You'd probably enjoy studying type theory. Type theory is a form of category theory applied to languages and sentences. It allows formal definitions of what constitutes a proof, and is used for structuring computer languages designed for error checking and debugging. Category theory, in turn, is an offshoot of abstract algebra which has applications all over mathematics. Of those applications, perhaps categorical logic would be of particular interest to you.

Emily Riehl wrote the book Category Theory in Context recently. You might find it helpful. It's available free on her website, and will be published by Dover later this year: http://www.math.jhu.edu/~eriehl/727/context.pdf

 

[SrVishi]

Thanks for your response, I was going to look into category theory anyways, but now I have even more motivation to do so! I was wondering if recursion theory also fit the bill, or maybe I should just stick with category theory. Thanks again for the help.

 

[micromass]

Hello everyone. I'm having some trouble deciding on what field I should pursue in graduate school. I really like any branch of math, but I'd have to say that both mathematical logic (and meta-mathematics in general) and abstract algebra might have to be my favorites. I am also interested in theoretical/mathematical computer science, such as questions of what is computable (or beyond like superturing). Is there any way to combine any of these fields?
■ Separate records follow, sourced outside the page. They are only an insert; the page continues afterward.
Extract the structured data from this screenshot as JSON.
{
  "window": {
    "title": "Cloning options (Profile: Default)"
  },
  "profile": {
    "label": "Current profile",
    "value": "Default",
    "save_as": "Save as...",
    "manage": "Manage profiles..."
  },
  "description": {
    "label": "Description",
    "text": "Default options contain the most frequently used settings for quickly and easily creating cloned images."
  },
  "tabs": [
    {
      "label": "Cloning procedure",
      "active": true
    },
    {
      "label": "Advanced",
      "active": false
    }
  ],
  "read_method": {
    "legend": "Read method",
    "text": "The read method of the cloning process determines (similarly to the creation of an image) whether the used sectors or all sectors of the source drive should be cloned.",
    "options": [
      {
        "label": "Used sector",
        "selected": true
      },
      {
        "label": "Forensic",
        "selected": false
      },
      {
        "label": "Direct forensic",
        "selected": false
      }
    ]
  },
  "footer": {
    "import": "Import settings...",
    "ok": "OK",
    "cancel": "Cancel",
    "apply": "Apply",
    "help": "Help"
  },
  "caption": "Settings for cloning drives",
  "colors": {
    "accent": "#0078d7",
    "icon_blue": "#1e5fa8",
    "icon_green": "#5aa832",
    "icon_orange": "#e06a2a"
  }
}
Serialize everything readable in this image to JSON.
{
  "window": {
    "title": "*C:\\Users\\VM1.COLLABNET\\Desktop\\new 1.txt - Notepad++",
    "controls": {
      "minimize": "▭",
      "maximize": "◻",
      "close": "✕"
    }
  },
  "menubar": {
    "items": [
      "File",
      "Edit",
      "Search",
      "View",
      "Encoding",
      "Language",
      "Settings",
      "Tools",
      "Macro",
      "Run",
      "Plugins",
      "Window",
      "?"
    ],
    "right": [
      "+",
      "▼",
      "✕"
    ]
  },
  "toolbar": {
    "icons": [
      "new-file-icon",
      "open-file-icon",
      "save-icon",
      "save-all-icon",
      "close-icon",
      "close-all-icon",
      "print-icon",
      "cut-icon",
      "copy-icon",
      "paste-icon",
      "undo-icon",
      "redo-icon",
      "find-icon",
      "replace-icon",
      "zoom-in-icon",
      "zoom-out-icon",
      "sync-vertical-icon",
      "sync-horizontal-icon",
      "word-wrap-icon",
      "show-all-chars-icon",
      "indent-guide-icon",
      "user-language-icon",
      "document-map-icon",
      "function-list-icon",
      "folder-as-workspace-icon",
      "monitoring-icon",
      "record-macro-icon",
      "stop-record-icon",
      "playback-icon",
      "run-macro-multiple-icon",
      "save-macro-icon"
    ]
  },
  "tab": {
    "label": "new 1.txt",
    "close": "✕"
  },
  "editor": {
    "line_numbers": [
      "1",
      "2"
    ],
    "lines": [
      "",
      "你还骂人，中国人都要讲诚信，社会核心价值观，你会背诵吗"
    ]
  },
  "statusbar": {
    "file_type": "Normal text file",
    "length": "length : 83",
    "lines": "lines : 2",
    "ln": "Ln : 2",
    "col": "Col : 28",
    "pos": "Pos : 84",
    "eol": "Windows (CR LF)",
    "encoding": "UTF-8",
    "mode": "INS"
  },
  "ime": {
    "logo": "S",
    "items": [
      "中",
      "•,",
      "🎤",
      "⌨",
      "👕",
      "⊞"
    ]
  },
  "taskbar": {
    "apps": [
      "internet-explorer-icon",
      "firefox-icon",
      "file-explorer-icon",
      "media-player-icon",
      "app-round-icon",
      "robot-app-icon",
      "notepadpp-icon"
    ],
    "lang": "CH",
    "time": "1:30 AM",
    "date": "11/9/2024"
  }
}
I'm not all that convinced that you're looking for category theory, although it is definitely worth looking into.
Other things you might want to try are universal algebra. For example see http://www.math.hawaii.edu/~ralph/Classes/619/univ-algebra.pdf
You also might want to check out algebraic logic which establishes a link between logic and algebraic structures. See Rasiowa and Sikorski: https://www.amazon.com/dp/B005JGKZXW/?tag=pfamazon01-20

As for category theory, take a look at Aswodey's very neat book: https://www.amazon.com/dp/0199237182/?tag=pfamazon01-20 or try to get into topos theory with Goldblatt's beautiful book: https://www.amazon.com/dp/0486450260/?tag=pfamazon01-20

 

[chiro]

Hey SrVishi.

You might want to look at specific applications of algorithms in a mathematical context (i.e. - based on abstract algebra and theoretical computer science).

Mathematical cryptography in a very rigorous form might be up your alley since they have to understand all of these issues and have some idea of how to enforce the computational complexity of things like one way functions (i.e. easy to do, hard to undo without the necessary piece of information which is the basis for a lot of asymmetric cryptography).
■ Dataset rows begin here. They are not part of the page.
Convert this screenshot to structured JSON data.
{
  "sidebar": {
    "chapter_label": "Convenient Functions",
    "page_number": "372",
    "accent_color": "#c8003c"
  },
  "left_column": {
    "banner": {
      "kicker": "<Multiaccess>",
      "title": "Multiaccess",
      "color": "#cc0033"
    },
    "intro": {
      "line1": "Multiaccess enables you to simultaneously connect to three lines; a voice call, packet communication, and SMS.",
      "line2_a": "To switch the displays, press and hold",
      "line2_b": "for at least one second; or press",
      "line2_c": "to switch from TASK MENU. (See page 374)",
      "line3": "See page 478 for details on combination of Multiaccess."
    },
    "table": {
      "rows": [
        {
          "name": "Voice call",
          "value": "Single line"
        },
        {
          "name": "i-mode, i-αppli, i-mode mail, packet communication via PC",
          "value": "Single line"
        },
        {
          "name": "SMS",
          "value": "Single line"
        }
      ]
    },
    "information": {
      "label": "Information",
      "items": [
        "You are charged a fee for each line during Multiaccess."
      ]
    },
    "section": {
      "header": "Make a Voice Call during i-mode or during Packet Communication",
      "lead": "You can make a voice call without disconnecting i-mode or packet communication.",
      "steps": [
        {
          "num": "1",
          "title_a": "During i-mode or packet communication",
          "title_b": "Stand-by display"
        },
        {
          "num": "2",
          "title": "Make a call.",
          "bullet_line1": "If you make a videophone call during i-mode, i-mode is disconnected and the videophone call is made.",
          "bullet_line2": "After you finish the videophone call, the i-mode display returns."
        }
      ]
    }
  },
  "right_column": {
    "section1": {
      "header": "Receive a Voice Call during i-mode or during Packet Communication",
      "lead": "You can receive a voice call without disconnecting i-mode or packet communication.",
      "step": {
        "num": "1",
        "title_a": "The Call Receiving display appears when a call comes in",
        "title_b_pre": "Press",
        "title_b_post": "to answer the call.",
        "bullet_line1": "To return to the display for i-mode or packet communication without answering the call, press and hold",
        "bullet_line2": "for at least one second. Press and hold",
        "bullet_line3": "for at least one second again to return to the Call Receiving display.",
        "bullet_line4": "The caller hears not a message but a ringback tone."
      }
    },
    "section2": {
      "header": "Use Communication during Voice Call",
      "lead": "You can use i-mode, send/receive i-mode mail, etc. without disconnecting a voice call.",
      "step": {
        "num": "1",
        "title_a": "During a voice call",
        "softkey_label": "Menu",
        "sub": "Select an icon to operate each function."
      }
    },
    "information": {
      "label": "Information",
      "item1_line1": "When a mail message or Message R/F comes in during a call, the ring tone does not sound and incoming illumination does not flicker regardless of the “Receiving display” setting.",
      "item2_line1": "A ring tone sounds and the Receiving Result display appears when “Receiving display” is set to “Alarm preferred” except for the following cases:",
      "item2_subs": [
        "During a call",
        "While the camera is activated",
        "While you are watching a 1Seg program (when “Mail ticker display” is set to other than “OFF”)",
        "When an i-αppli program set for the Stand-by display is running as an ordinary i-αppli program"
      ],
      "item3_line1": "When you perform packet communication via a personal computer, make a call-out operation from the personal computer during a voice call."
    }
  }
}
If you can find an abstract algebraic treatment of cryptography along with the computer science (theoretical) treatment and combine them yourself (or find another who can combine it for you or has already done so) then it might meet your needs.

 

[SrVishi]

I'm not all that convinced that you're looking for category theory, although it is definitely worth looking into.
Other things you might want to try are universal algebra. For example see http://www.math.hawaii.edu/~ralph/Classes/619/univ-algebra.pdf
You also might want to check out algebraic logic which establishes a link between logic and algebraic structures. See Rasiowa and Sikorski: https://www.amazon.com/dp/B005JGKZXW/?tag=pfamazon01-20

As for category theory, take a look at Aswodey's very neat book: https://www.amazon.com/dp/0199237182/?tag=pfamazon01-20 or try to get into topos theory with Goldblatt's beautiful book: https://www.amazon.com/dp/0486450260/?tag=pfamazon01-20

Would universal algebra really be what I'm looking for, more than category theory?

 

[micromass]

Would universal algebra really be what I'm looking for, more than category theory?

Don't know. Take a look at both fields and see what you like best.